The ANA itself has perpetuated this gentle treatment in its own rhetoric about the programmatic supply chain. For instance, its explosive 2016 report on programmatic transparency focused almost entirely on agency rebate practices, but didn’t extensively spell out that a good chunk of the payments and discounts in question came from the largest consumer media platforms.
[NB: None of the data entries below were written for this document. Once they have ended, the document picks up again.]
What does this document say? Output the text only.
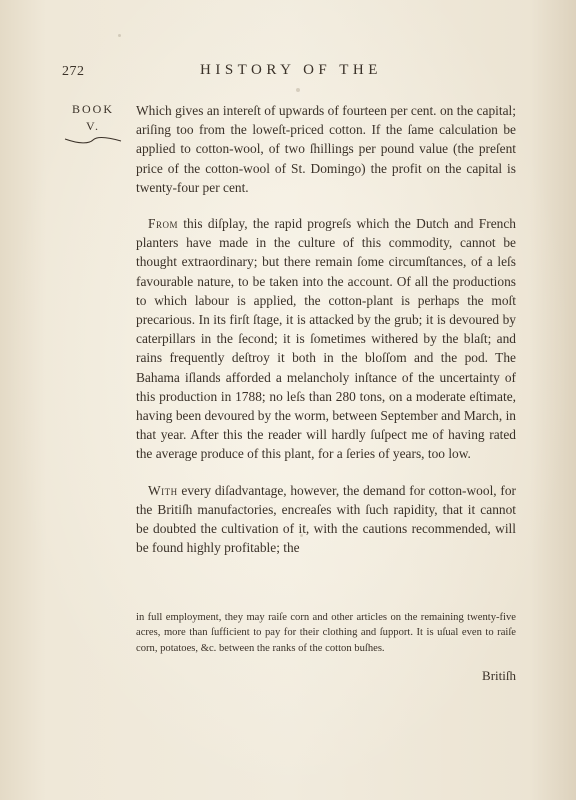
272	HISTORY OF THE
BOOK
V.

Which gives an intereſt of upwards of fourteen per cent. on the capital; ariſing too from the loweſt-priced cotton. If the ſame calculation be applied to cotton-wool, of two ſhillings per pound value (the preſent price of the cotton-wool of St. Domingo) the profit on the capital is twenty-four per cent.

From this diſplay, the rapid progreſs which the Dutch and French planters have made in the culture of this commodity, cannot be thought extraordinary; but there remain ſome circumſtances, of a leſs favourable nature, to be taken into the account. Of all the productions to which labour is applied, the cotton-plant is perhaps the moſt precarious. In its firſt ſtage, it is attacked by the grub; it is devoured by caterpillars in the ſecond; it is ſometimes withered by the blaſt; and rains frequently deſtroy it both in the bloſſom and the pod. The Bahama iſlands afforded a melancholy inſtance of the uncertainty of this production in 1788; no leſs than 280 tons, on a moderate eſtimate, having been devoured by the worm, between September and March, in that year. After this the reader will hardly ſuſpect me of having rated the average produce of this plant, for a ſeries of years, too low.

With every diſadvantage, however, the demand for cotton-wool, for the Britiſh manufactories, encreaſes with ſuch rapidity, that it cannot be doubted the cultivation of it, with the cautions recommended, will be found highly profitable; the

in full employment, they may raiſe corn and other articles on the remaining twenty-five acres, more than ſufficient to pay for their clothing and ſupport. It is uſual even to raiſe corn, potatoes, &c. between the ranks of the cotton buſhes.

Britiſh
Liodice argues that there is precedent for demanding more accountability from the walled gardens. He notes the ANA previously challenged Facebook, YouTube and Twitter on the issue of brand safety through its involvement with the Global Alliance for Responsible Media.

“Perhaps we can enter into the same type of meaningful dialogue with the platforms that we just did on the brand safety issues,” he says. “If we’re all working with better knowledge, isn’t that going to be good for everyone?”

Importantly, Liodice says the study’s goal is not only to serve the industry’s large ad buyers – the Dunkin Brands and Diageos of the world ­– but also the hundreds of less-resourced advertisers that fill out its member base.

“Our job as a trade association is essentially to wade through the levels of opacity that may be out there and to shine a light to make that total industry knowledge as common to the small guys as to the goliaths,” he says.